When System Center 2012 SP1 is used to manage Exchange in a virtualized environment, users can more effectively monitor, maintain, and protect Exchange data. These upgrades are accomplished by enabling IT administrators to deploy Windows Server VM’s to host Exchange workloads, creating role-based service access for administrators, as well as the standard System Center support for IaaS, performance insight, data protection, and reduced downtime.
One last note: Testing has just been completed on a single Hyper-V host, running 5 SharePoint virtual machines, scaled to over 1 million users. This test showcases, in great detail, Hyper-V’s ability to drive the highest levels of performance for enterprise workloads. The report on this test is currently being written.
To see what is possible with SharePoint workloads, check out the solution I introduced during my keynote at MMS – the Service Template for SharePoint 2013. This service template has generated a lot of interest about what can be done with an on-premise private cloud – and you can download the service template here. What makes this offering interesting to me is not what it is doing, but how it relates directly back to your own strategies for workload deployments in your Microsoft private cloud. This solution is also usable by hosters who want a process that is repeatable and streamlined for customer use.

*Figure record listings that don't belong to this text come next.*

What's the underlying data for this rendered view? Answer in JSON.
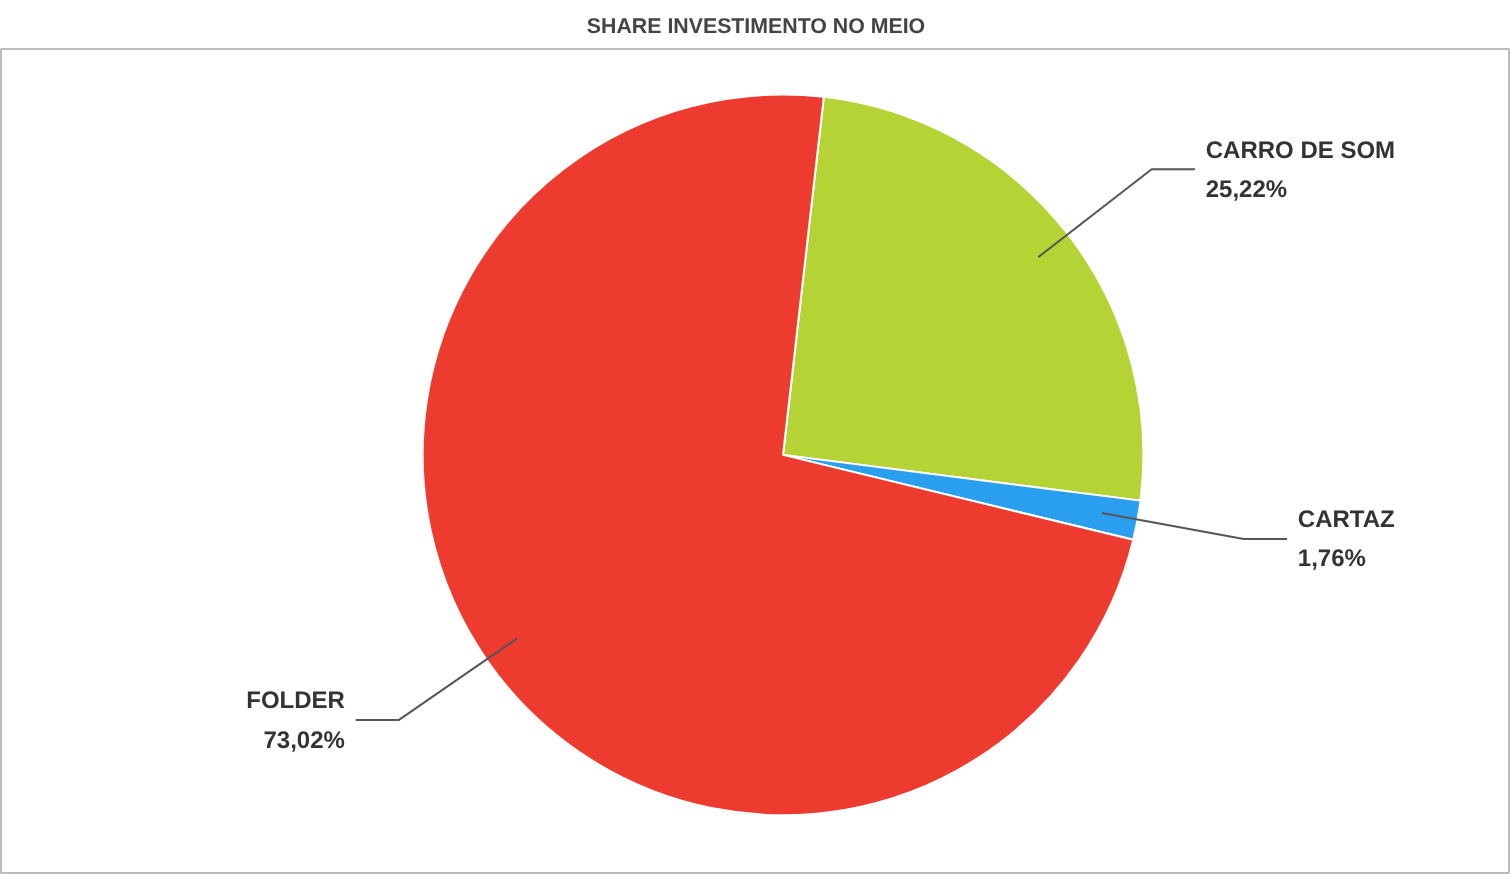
{
  "chart_data": {
    "type": "pie",
    "title": "SHARE INVESTIMENTO NO MEIO",
    "categories": [
      "CARRO DE SOM",
      "CARTAZ",
      "FOLDER"
    ],
    "values": [
      25.22,
      1.76,
      73.02
    ],
    "colors": [
      "#b5d334",
      "#2a9ff0",
      "#ee3b2f"
    ],
    "value_labels": [
      "25,22%",
      "1,76%",
      "73,02%"
    ]
  }
}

With these workloads running at optimal speeds, with optimal compute power, and with optimized performance – we are offering the industry’s most sophisticated tools for managing apps, on-prem and cloud-based infrastructure, as well as PC’s and devices. With Windows, Server, Hyper-V, Windows Azure, and System Center, IT departments with rapidly growing infrastructures and workloads can execute some very important operations: Accelerate deployments, draw out complex insight from their operations, and centrally protect, automate, and efficiently manage key applications and workloads running on the Microsoft Cloud OS platform.
By running Microsoft workloads and platforms, IT administrators are benefiting from the technology and tools that have been meticulously fine-tuned to work together.